The Green and Yorkshire Party mayoral candidates have vowed to tackle bus issues across the region after reports of mass cancellations and delays.

Both candidates agreed that the current situation affects people’s lives on a daily basis and limits accessibility to other parts of the county for those that have disabilities or who are old.

Bex Whyman, Green Party candidate, said current routes are not fit for purpose. She has pledged an open conversation with residents and let them highlight any changes they want with monthly public transport forums and introduce more inter-community services in a bid to link more remote areas to one another.

Green party candidate Bex Whyman.

Ms Whyman also said the community would benefit from green changes.

She continued: “We need to retrofit our newer buses to electric or hydrogen power and retire our older buses. This is how we encourage people out of cars and onto public transport.”

Simon Biltcliffe, candidate for The Yorkshire party, echoed this point of view.

If  the region got more money from London, he said, South Yorkshire would get world class services such as decarbonising buses and getting hydrogen and electric buses on board.

Dr Biltcliffe added: ” It makes my blood boil listening to Boris Johnson claiming how good TFL is, you know. For every pound we get, London gets about seven. It just doesn’t seem fair. God knows how many billons they get for transportation and we get nothing like that. This is unfair and needs to change.”

He continued that the lack of funding not only affects people’s lives on a daily basis, but also the productivity of the whole region.

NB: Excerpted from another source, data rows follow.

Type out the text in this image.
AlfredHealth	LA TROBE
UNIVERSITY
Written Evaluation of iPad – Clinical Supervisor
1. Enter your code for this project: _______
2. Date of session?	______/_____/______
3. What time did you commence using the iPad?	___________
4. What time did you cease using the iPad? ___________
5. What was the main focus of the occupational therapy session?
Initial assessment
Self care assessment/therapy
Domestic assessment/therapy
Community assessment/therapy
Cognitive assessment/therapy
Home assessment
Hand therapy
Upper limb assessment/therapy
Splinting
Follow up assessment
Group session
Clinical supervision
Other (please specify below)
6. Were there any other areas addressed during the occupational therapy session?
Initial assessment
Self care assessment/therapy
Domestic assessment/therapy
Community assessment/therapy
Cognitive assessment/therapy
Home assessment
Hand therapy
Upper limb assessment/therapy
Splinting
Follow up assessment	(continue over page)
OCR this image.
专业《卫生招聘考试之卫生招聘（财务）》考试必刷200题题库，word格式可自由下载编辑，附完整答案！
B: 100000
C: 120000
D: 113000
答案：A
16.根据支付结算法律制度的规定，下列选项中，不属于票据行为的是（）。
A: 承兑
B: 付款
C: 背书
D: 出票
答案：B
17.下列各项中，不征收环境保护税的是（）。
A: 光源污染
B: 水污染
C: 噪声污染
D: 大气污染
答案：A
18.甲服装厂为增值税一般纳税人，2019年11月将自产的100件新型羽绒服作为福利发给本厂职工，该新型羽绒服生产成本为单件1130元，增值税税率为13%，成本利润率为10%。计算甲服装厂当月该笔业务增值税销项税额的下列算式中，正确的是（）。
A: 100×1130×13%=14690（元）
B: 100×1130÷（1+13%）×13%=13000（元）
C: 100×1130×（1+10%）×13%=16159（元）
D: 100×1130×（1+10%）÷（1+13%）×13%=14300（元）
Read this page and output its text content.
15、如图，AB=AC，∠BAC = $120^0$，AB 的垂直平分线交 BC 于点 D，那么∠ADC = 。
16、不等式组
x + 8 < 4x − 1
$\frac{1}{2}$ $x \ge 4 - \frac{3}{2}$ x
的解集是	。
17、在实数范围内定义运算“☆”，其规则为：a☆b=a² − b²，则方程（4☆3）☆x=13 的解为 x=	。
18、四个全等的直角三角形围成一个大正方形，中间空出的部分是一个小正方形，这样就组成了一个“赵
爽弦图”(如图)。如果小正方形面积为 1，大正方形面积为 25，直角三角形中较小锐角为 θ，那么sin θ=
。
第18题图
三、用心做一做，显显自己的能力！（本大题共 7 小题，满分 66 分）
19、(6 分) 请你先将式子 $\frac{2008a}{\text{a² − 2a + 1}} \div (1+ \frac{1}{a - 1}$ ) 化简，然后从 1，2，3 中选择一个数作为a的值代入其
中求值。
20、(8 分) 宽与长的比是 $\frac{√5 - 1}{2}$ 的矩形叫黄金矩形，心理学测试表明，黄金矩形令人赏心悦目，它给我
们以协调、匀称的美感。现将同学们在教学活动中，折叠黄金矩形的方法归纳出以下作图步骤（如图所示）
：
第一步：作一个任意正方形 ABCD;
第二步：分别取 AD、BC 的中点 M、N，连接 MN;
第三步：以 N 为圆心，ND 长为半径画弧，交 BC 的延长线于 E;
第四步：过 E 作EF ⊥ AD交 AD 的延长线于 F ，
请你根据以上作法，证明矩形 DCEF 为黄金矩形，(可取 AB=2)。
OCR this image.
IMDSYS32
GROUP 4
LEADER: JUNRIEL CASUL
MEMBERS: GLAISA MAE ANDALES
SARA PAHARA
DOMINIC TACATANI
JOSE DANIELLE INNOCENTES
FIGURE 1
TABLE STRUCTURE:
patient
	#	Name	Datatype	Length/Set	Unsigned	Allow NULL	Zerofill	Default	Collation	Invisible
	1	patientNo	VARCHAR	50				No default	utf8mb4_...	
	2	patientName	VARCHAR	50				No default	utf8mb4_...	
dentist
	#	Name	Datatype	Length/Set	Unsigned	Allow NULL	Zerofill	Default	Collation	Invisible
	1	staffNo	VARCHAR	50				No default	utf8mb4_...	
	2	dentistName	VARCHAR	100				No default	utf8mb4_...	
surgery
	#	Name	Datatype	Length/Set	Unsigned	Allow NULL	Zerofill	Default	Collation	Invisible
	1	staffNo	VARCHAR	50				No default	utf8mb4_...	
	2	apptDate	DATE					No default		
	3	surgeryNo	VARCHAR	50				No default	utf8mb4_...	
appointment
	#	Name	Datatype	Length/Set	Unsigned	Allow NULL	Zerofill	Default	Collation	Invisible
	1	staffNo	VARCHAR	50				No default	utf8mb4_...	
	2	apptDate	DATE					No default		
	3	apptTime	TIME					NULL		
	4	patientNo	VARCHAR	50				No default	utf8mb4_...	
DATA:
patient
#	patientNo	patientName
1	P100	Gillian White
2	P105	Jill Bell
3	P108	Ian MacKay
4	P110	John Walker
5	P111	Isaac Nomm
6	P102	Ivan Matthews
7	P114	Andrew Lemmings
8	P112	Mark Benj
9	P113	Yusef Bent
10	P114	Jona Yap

Mayor candidate Simon Biltcliffe.

What has happened with the buses so far?

According to Liberal Democrat mayor candidate Councillor Joe Otten, not a lot. In a hustings debate yesterday evening, Councillor Otten said that while taking control of the bus network was something current mayor Dan Jarvis promised to do four years ago, limited progress has been made.

“He started a few months ago, but he has had four years,” Otten told the event, run by Yorkshire Live.

In a bus report released by the South Yorkshire Mayoral Combined Authority in October 2021, it was stated that in the month prior, 20% of all buses across South Yorkshire were delayed.

Sheffield was the area with the most bus delays standing at 22%.

 

For both Green Party and Yorkshire mayor candidates, increasing service times across the county would be hugely beneficial.

The results for a new mayor will be announced this Friday. Polls will open in person on Thursday.